When you’re shopping for a new or used vehicle at a dealership, its often that all you have to go on is the dealer’s word and the invoice sticker stuck on the side of the window when figuring out prices. The invoice sticker should be your first choice when it comes to providing inarguable facts about the vehicle and understanding it can make you a much better car buyer.
There are often two or more prices on the sticker; the Manufacturer’s Suggested Retail Price (MSRP) and what the dealership is charging. The MSRP is what the manufacturer recommends the car goes for. The invoice price is an approximate value paid for the dealer to buy the car, often higher than the MSRP.
Another important part of the invoice sticker is the “charges” section. This is what the manufacturer has charged the dealer for a variety of different services such as transportation and advertising. These charges are non-refundable and non-negotiable and will add to the price of the vehicle. After all, the dealer will want to recoup these prices in order to make money off the vehicle. These items are listed simply to help explain the dealer’s price more clearly.
And here comes the fun part of the invoice: the options.
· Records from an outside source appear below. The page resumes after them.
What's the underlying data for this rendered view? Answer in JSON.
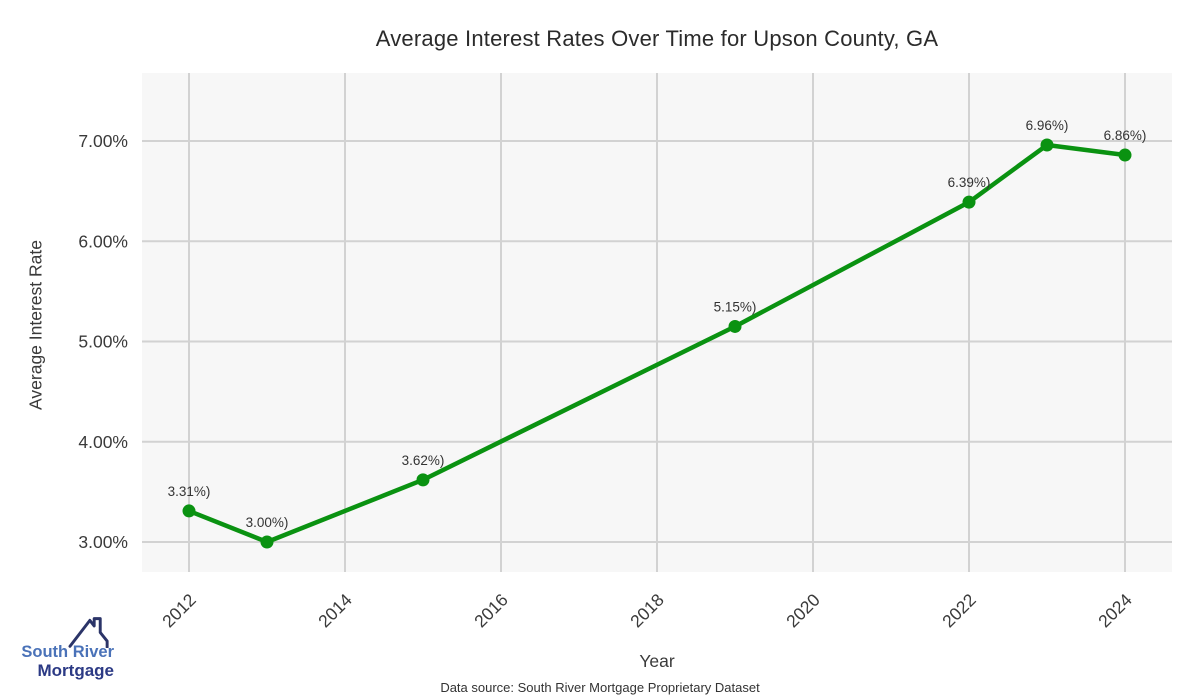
{
  "page": {
    "background": "#ffffff"
  },
  "logo": {
    "line1": "South River",
    "line2": "Mortgage",
    "line1_color": "#4a72b8",
    "line2_color": "#2c3a85",
    "icon_color": "#2b3468"
  },
  "footer": {
    "text": "Data source: South River Mortgage Proprietary Dataset"
  },
  "chart_data": {
    "type": "line",
    "title": "Average Interest Rates Over Time for Upson County, GA",
    "xlabel": "Year",
    "ylabel": "Average Interest Rate",
    "x": [
      2012,
      2013,
      2015,
      2019,
      2022,
      2023,
      2024
    ],
    "values": [
      3.31,
      3.0,
      3.62,
      5.15,
      6.39,
      6.96,
      6.86
    ],
    "point_labels": [
      "3.31%)",
      "3.00%)",
      "3.62%)",
      "5.15%)",
      "6.39%)",
      "6.96%)",
      "6.86%)"
    ],
    "x_ticks": [
      2012,
      2014,
      2016,
      2018,
      2020,
      2022,
      2024
    ],
    "y_ticks": [
      "3.00%",
      "4.00%",
      "5.00%",
      "6.00%",
      "7.00%"
    ],
    "y_tick_values": [
      3,
      4,
      5,
      6,
      7
    ],
    "xlim": [
      2011.4,
      2024.6
    ],
    "ylim": [
      2.7,
      7.68
    ],
    "grid": true,
    "legend": "none",
    "line_color": "#0a9211",
    "marker": "circle",
    "panel_bg": "#f7f7f7",
    "grid_color": "#d2d2d2",
    "tick_color": "#3a3a3a",
    "data_label_color": "#333333"
  }
}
This is the part that lists all the various items that come with your specific vehicle. Vehicle models come in a variety of trims that come with different features such as heated seats, power windows, powerful audio systems and much more. Read through this list to see the options included on this vehicle and get a better understanding of its price.
The last part of the invoice that helps explain the cost of your vehicle is the “holdback” charges section. These items are charged to the price of your vehicle as part of keeping the dealership open as they help to pay business expenses. These expenses include displaying and maintaining the vehicle as well as commissions earned by whoever sells the vehicle. This money is given to the dealer by the manufacturer once the car is sold. Without these holdback charges, dealerships couldn’t stay in business.